Peter Williams
Former L3Harris executive; pleaded guilty to stealing US government zero-days and selling them to Operation Zero, sentenced 87 months.
Last refreshed: 17 April 2026 · Appears in 1 active topic
How did a defence contractor executive sell US government cyber weapons to a Russian exploit broker?
Timeline for Peter Williams
Pleaded guilty on 29 October 2025 to stealing eight-plus zero-day exploits from L3Harris Trenchant and selling them to Operation Zero; sentenced to 87 months on 24 February 2026
Cybersecurity: Threats and Defences: OFAC turns IP law on Operation Zero- Who is Peter Williams and what did he steal from L3Harris?
- Peter Williams was a senior executive at Trenchant, L3Harris's cyber unit. Between 2022 and 2025 he stole at least eight zero-day exploits developed for US government use and sold them to Russian exploit broker Operation Zero.Source: DOJ sentencing documents February 2026
- How long was Peter Williams sentenced for stealing US cyber weapons?
- Peter Williams was sentenced to 87 months (7 years, 3 months) on 24 February 2026 after pleading guilty on 29 October 2025.Source: DOJ February 2026
Background
Peter Williams, a 39-year-old Australian national, was a senior executive at Trenchant, the cyber operations unit of US defence contractor L3Harris. Between 2022 and 2025 he stole at least eight zero-day exploits developed exclusively for US government use and sold them to Operation Zero, the Russian exploit brokerage operated by Sergey Zelenyuk.

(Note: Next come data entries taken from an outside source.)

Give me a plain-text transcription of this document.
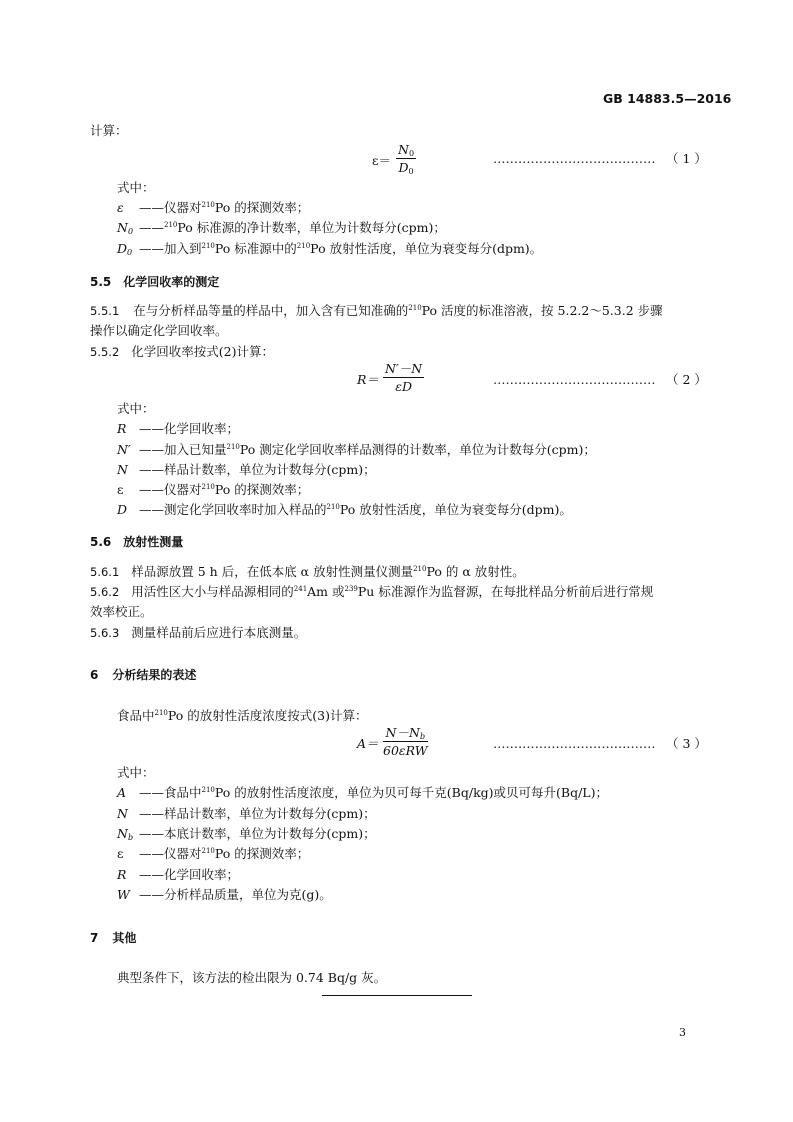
GB 14883.5—2016
计算：
$\varepsilon= \frac{N_0}{D_0}$	………………………………… （ 1 ）
式中：
ε ——仪器对$^{210}$Po 的探测效率；
$N_0$ ——$^{210}$Po 标准源的净计数率，单位为计数每分(cpm)；
$D_0$ ——加入到$^{210}$Po 标准源中的$^{210}$Po 放射性活度，单位为衰变每分(dpm)。
5.5 化学回收率的测定
5.5.1 在与分析样品等量的样品中，加入含有已知准确的$^{210}$Po 活度的标准溶液，按 5.2.2～5.3.2 步骤
操作以确定化学回收率。
5.5.2 化学回收率按式(2)计算：
$R= \frac{N'-N}{\varepsilon D}$	………………………………… （ 2 ）
式中：
R ——化学回收率；
N′ ——加入已知量$^{210}$Po 测定化学回收率样品测得的计数率，单位为计数每分(cpm)；
N ——样品计数率，单位为计数每分(cpm)；
ε ——仪器对$^{210}$Po 的探测效率；
D ——测定化学回收率时加入样品的$^{210}$Po 放射性活度，单位为衰变每分(dpm)。
5.6 放射性测量
5.6.1 样品源放置 5 h 后，在低本底 α 放射性测量仪测量$^{210}$Po 的 α 放射性。
5.6.2 用活性区大小与样品源相同的$^{241}$Am 或$^{239}$Pu 标准源作为监督源，在每批样品分析前后进行常规
效率校正。
5.6.3 测量样品前后应进行本底测量。
6 分析结果的表述
食品中$^{210}$Po 的放射性活度浓度按式(3)计算：
A＝
$N-N_b$
60εRW	………………………………… （ 3 ）
式中：
A ——食品中$^{210}$Po 的放射性活度浓度，单位为贝可每千克(Bq/kg)或贝可每升(Bq/L)；
N ——样品计数率，单位为计数每分(cpm)；
$N_b$ ——本底计数率，单位为计数每分(cpm)；
ε ——仪器对$^{210}$Po 的探测效率；
R ——化学回收率；
W ——分析样品质量，单位为克(g)。
7 其他
典型条件下，该方法的检出限为 0.74 Bq/g 灰。
3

Williams pleaded guilty on 29 October 2025 and was sentenced to 87 months (7 years, 3 months) by a federal court on 24 February 2026.
The conviction established the criminal predicate for the subsequent OFAC sanction against Zelenyuk and Matrix LLC. Williams had access to the exploits in his executive role at Trenchant, a unit that developed offensive cyber tools exclusively under US government contracts. His case is the most significant documented insider-theft of US government cyber capability since the 2017 Reality Winner NSA data case, in terms of the technical value of the materials transferred.
The sentencing at 87 months, above the federal sentencing guideline range, reflects the severity the DOJ attached to the transfer of government cyber capabilities to a Russian-government-aligned broker. The case also anchors the OFAC PAIPA action: the civil sanction targets the broker network that Williams supplied, making the insider prosecution and the Treasury designation two parts of a single enforcement action against the exploit-broker supply chain.